Resolve is now using specialist heavy-lifting equipment to remove the large amounts of remaining cargo, wreck and container debris from an area approximately 10,000 square metres around the wreck. More than 256 tonnes of debris has been removed in the last month.

This work will enable scientists to undertake a more detailed study of the surface of the reef to help determine what if any contaminants remain trapped. Two containers of plastic beads possibly also remain trapped by scrap and debris within the stern section. Work to remove this debris will allow Resolve to determine how to deal with the beads and any identified contaminants.

Captain Owen says studies into the environmental, cultural, economic and safety impacts of the different options for dealing with the wreck are near complete. And that a further round of community consultation will be held in late February, before a final decision is made.


Rena Project: Progress to Date

 


Following the ship's grounding, the owners and insurers have worked with the authorities and local community on a stage-by-stage, on-going recovery programme that so far has included:

 



  • The recovery of around 300 tonnes of heavy fuel oil, of which thousands of volunteers played a huge supporting role.

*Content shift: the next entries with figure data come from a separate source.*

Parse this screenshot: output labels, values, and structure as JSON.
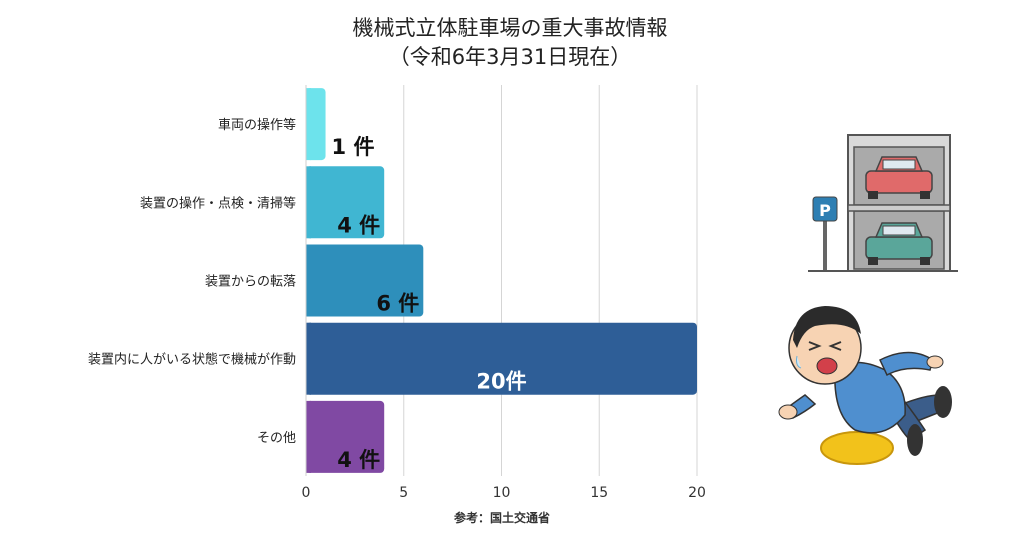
{
  "title": "機械式立体駐車場の重大事故情報",
  "subtitle": "（令和6年3月31日現在）",
  "source": "参考：国土交通省",
  "illustrations": {
    "parking": "parking-garage-illustration",
    "person": "falling-person-illustration"
  },
  "chart_data": {
    "type": "bar",
    "orientation": "horizontal",
    "title": "機械式立体駐車場の重大事故情報",
    "subtitle": "（令和6年3月31日現在）",
    "categories": [
      "車両の操作等",
      "装置の操作・点検・清掃等",
      "装置からの転落",
      "装置内に人がいる状態で機械が作動",
      "その他"
    ],
    "values": [
      1,
      4,
      6,
      20,
      4
    ],
    "data_labels": [
      "1 件",
      "4 件",
      "6 件",
      "20件",
      "4 件"
    ],
    "colors": [
      "#6de3ec",
      "#40b6d2",
      "#2e8fbb",
      "#2e5e97",
      "#8049a3"
    ],
    "xlim": [
      0,
      20
    ],
    "xticks": [
      0,
      5,
      10,
      15,
      20
    ],
    "grid": true,
    "legend": "none"
  }
}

  • The recovery of 1007 of the 1368 containers on board at the time of the grounding.


  • The appointment of environmental management specialists, Braemar Howells, to project manage an ongoing debris monitoring and recovery programme.


  • The appointment of Resolve Salvage & Fire to reduce the bow section on the Astrolabe reef to one metre below the low-tide mark.


  • Resolve is also undertaking a clean-up operation to remove a large amount of the remaining debris from between and around the wreck, covering an approximate area up to 10,000 square metres.


  • Reaching a $27.6 million settlement with the New Zealand Government for its costs in responding to the accident.


  • Establishing a compensation fund in London ($27 million), including starting legal proceedings to establish a New Zealand fund for third party claims.


  • The appointment of a team of specialists to assess a range of options for dealing with the wreck.